Medvedev has promised on his Facebook page that the alleged vote fraud will be investigated. But Putin's spokesman, Dmitry Peskov, predicted Monday the probe would show that little vote fraud took place and that it had no effect on the outcome.
Peskov's comment signaled that Putin - who was Russia's president from 2000 to 2008 and moved to the premiership because of term limits - is holding firm, despite the protests that were the largest in post-Soviet Russia.
It is unclear how effective a challenger Prokhorov might prove to be. His wealth, estimated by Forbes magazine at $18 billion, and his playboy reputation may turn off voters who resent the huge fortunes tycoons compiled as countless Russians struggled through the economic chaos of the 1990s after the Soviet Union collapsed. Prokhorov made his fortune in metals and banking and became majority stakeholder in the New Jersey Nets last year.
Kudrin, 51, lacks Prokhorov's flash, but as finance minister under Putin and Medvedev, he earned wide respect for his economic acumen. Kudrin was widely credited with softening the blow of the 2008-09 global downturn in Russia with his conservative fiscal policies.

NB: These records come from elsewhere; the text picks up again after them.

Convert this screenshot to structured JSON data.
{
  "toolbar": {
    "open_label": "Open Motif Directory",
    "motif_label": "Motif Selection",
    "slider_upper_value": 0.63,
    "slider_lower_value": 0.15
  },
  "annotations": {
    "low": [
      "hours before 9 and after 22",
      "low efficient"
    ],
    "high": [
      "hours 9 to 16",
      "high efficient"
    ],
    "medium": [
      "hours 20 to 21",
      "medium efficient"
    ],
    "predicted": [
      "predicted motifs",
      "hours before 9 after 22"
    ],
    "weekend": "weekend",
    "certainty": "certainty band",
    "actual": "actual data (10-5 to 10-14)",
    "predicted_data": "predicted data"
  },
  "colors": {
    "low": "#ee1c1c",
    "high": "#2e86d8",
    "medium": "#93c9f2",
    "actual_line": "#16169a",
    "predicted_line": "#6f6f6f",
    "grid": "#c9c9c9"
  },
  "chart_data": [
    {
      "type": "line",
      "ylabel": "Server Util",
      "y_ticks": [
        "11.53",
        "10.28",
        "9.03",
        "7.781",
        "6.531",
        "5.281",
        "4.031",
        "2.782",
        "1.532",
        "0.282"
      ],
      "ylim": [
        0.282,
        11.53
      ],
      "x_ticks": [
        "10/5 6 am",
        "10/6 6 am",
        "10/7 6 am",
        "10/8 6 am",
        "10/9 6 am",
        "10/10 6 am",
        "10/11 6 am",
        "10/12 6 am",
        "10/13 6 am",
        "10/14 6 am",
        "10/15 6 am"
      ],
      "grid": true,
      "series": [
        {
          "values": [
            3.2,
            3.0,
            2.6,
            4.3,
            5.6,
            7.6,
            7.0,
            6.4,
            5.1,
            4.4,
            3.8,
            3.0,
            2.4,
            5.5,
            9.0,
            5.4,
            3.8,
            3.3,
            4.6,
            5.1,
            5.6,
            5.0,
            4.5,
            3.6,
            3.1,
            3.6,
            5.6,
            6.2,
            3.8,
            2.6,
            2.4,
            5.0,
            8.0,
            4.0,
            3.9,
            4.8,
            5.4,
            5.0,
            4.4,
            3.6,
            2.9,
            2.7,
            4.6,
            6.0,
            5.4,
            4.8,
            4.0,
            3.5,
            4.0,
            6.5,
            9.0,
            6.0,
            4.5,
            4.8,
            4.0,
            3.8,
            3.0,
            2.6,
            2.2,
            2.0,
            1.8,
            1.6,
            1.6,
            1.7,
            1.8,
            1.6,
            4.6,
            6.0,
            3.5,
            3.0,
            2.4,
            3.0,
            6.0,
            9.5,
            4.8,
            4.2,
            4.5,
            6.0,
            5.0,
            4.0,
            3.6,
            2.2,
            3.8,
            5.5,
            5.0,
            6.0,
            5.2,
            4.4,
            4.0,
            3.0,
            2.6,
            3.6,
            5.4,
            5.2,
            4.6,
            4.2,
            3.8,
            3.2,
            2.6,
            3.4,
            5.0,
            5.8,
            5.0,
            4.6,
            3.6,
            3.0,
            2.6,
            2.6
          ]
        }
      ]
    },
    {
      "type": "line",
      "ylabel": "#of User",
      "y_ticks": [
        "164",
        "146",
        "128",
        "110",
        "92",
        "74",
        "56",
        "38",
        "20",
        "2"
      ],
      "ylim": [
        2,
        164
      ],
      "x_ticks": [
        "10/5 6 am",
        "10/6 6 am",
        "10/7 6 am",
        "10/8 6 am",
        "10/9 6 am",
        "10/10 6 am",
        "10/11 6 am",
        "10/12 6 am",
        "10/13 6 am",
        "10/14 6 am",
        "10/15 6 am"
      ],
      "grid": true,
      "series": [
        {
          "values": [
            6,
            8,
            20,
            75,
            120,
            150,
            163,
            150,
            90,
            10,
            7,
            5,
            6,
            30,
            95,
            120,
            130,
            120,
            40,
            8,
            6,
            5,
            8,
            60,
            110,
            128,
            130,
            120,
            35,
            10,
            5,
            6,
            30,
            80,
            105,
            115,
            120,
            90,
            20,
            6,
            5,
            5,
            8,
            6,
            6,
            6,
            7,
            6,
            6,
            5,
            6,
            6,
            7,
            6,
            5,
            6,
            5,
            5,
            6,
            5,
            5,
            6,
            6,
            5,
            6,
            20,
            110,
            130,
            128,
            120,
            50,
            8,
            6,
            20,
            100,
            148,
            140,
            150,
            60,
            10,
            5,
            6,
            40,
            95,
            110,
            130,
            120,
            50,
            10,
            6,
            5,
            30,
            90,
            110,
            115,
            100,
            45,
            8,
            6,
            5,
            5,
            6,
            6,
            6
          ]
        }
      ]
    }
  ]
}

In an interview with the business newspaper Vedomosti published Monday, Kudrin said the country needed a new liberal party and "I am to assist" in creating it.
Kudrin was fired in September for saying that he would not serve if Medvedev agreed to step aside, become prime minister, and allow Putin to run for another term. The decision by Medvedev and Putin to swap jobs was seen by critics as cynical and antidemocratic, so Kudrin's dismissal could give him a principled aura.